Devlog
2026-03-09
What I worked on:
- Implemented the storage selection system for the PC builder with Entry / Mid / High tiers.
- Connected storage logic to the purpose rules table so storage tier can shift depending on workload.
- Added fallback logic so storage can downgrade tiers if the preferred option does not fit the budget.

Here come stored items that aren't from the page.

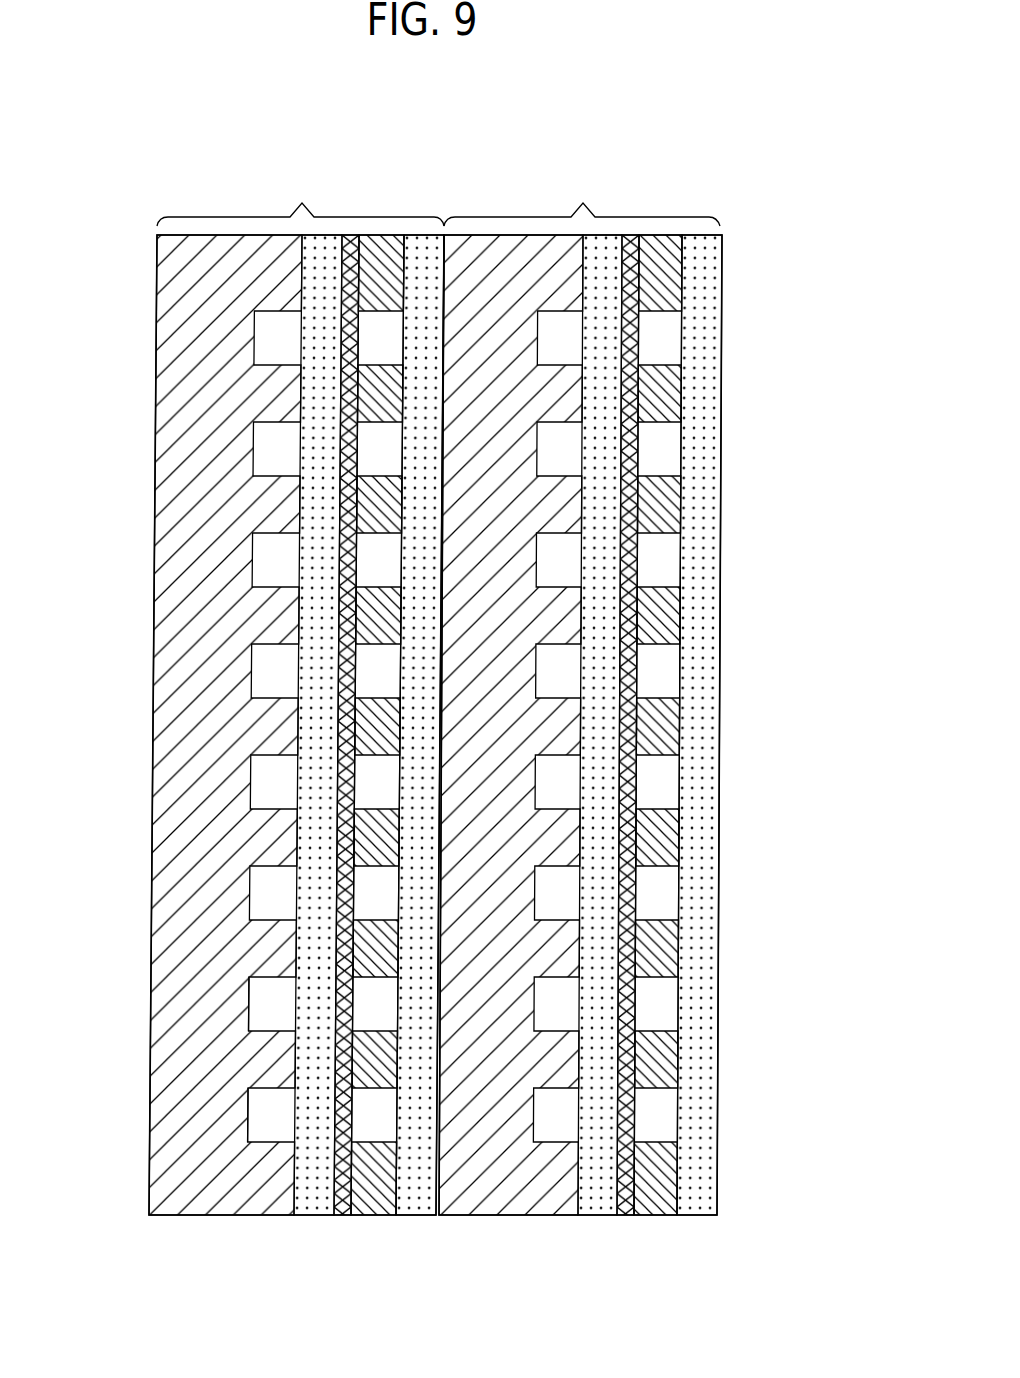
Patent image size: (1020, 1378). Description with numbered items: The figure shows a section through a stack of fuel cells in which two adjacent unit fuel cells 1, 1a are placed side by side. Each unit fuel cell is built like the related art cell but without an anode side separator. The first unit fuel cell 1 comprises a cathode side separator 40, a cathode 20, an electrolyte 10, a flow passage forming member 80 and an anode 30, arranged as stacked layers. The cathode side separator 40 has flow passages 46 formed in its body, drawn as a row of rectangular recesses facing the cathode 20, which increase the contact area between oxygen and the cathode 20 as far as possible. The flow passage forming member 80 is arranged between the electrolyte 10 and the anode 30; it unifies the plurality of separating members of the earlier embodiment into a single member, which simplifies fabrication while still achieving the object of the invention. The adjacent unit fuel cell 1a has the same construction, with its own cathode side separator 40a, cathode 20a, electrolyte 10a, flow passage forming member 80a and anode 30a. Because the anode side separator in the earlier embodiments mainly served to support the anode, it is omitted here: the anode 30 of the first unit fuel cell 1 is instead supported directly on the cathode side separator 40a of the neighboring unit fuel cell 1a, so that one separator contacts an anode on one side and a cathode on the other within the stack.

The unit fuel cell 1 is at (279, 745).
The unit fuel cell 1a is at (628, 755).
The electrolyte 10 is at (347, 1217).
The electrolyte 10a is at (627, 1216).
The cathode 20 is at (307, 1216).
The cathode 20a is at (593, 1216).
The anode 30 is at (420, 1196).
The anode 30a is at (690, 1100).
The cathode side separator 40 is at (156, 886).
The cathode side separator 40a is at (498, 1194).
The flow passages 46 is at (263, 1108).
The flow passage forming member 80 is at (378, 1198).
The flow passage forming member 80a is at (655, 1198).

- Implemented the minimum build fallback system that generates the cheapest valid PC build when the normal build cannot fit the user’s budget.
- Created
calculateMinimumRequiredBudget()to find the cheapest valid combination of GPU, CPU, PSU, motherboard, RAM, and storage. - Implemented recommended normal budget detection using
calculateRecommendedNormalBudget()which finds the lowest budget where the normal builder succeeds. - Added upgrade suggestion messages for users when they receive a minimum fallback build.
Problems / Debugging:
- Encountered a maximum call stack size exceeded error caused by recursive calls between the budget recommendation system and the build engine.

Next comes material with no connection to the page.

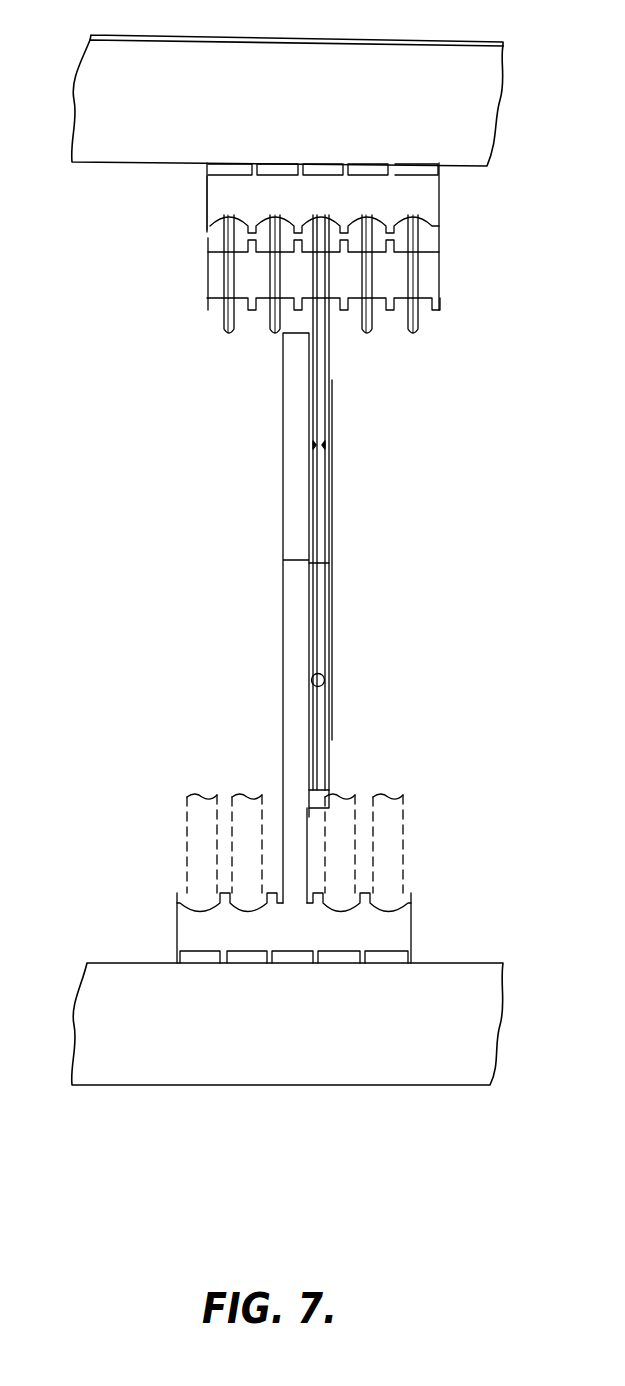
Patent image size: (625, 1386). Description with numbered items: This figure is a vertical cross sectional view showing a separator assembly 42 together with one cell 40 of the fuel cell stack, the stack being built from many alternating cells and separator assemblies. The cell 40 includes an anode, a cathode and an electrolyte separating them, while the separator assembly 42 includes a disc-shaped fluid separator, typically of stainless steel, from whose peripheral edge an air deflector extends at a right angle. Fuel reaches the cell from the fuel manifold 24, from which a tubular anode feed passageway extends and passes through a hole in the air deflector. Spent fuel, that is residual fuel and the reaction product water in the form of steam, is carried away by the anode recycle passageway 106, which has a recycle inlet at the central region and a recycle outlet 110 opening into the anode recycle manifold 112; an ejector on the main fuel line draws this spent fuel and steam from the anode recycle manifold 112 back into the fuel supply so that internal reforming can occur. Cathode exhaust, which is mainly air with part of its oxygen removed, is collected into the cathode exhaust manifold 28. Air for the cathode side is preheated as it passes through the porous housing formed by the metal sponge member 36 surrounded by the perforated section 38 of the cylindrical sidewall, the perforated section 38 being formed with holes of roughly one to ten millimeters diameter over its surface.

- Fixed the recursion issue by adding a control flag so the budget recommendation function can test builds without triggering additional recommendation calculations.
What I learned:
- How to design a fallback system when constraints prevent the normal algorithm from producing a result.
- How recursive functions can unintentionally cause infinite loops when two systems call each other.
- How to structure a backend API so the frontend can clearly understand build modes (
normalvsminimum-fallback).
Next:
- Complete the Framer UI to display build results.
- Show part cards for GPU, CPU, PSU, motherboard, RAM, and storage.
- Display upgrade suggestions when the builder returns a minimum fallback build.